In late April, the IETF AI Preferences Working Group adopted our opt-out vocabulary proposal—published in our policy brief on a vocabulary for opting out of AI training and other forms of Text and Data Mining—as the starting point for developing a vocabulary to express AI preferences on the open internet.
The IETF AI Preferences Working Group was formed earlier this year to standardise building blocks for expressing preferences about how content is collected and processed for the development, deployment and use of artificial intelligence models, i.e. a vocabulary. In addition to developing a vocabulary, the working group has also been tasked with improving the existing Robots Exclusion Protocol (often referred to as robots.txt) to make it more suitable as a mechanism for expressing AI preferences, such as opting out of generative AI training.

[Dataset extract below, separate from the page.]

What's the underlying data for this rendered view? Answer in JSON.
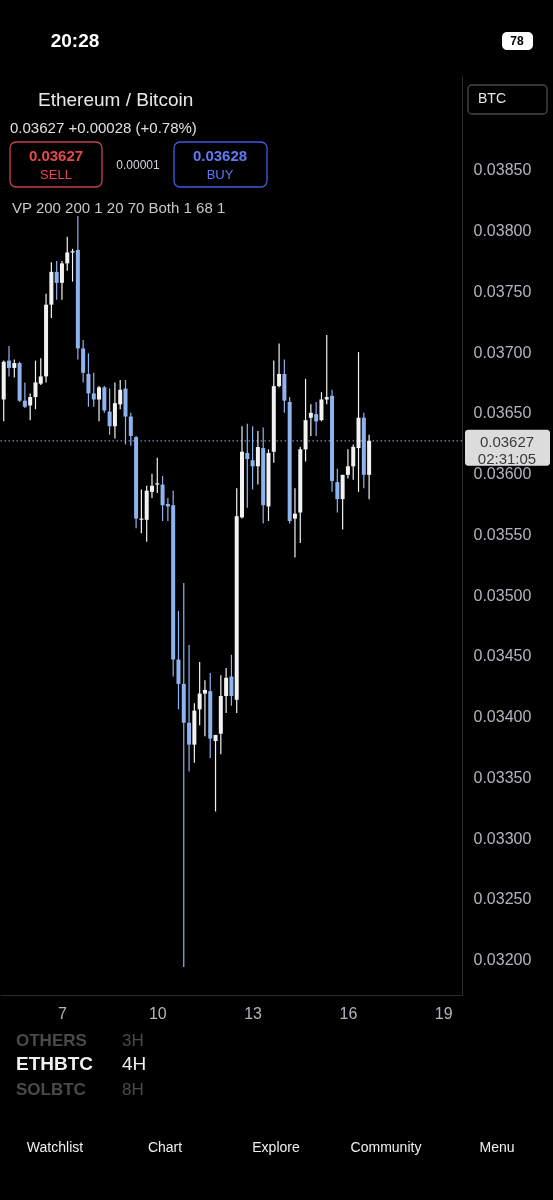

Our vocabulary proposal—which we had developed based on input from a wide range of stakeholders as part of the ongoing implementation of the AI Act—was discussed extensively during a three-day working group meeting in Brussels in April.
Much of this discussion focused on whether the proposed vocabulary could be modified to function as an international standard by making it less focused on the EU regulatory context. The workshop participants identified a number of issues that need to be addressed in order to achieve this. These include making the language of the proposal less Euro-centric and adding categories covering the use of content for search and inference. In addition, workshop participants identified the need to develop an applicability statement to help stakeholders, including regulators, understand the purpose and scope of the vocabulary.
In approving the proposed vocabulary as a starting point for the future work of the IETF working group, the working group chairs also appointed Paul Keller and Martin Thomson (Mozilla) as editors of the document. Together, they will be responsible for incorporating feedback from the working group and reaching consensus on a final draft. According to the working group charter, this work should be completed by August 2025. While much of this work will take place online (on the Working Group’s public mailing list), the Working Group has also scheduled another two-day Design Team meeting to take place in London in July.
If all goes to plan, this will result in a more robust way of expressing AI training preferences including opt-outs based on the EU copyright rules via robots.txt and other opt-out systems. As such, the adoption of our vocabulary by the IETF working group is an important step towards achieving the objective of developing a practical framework for rights holder opt-outs that is consistent with EU copyright law, fits within the standards-based architecture of the open internet, and can help preserve the open information commons.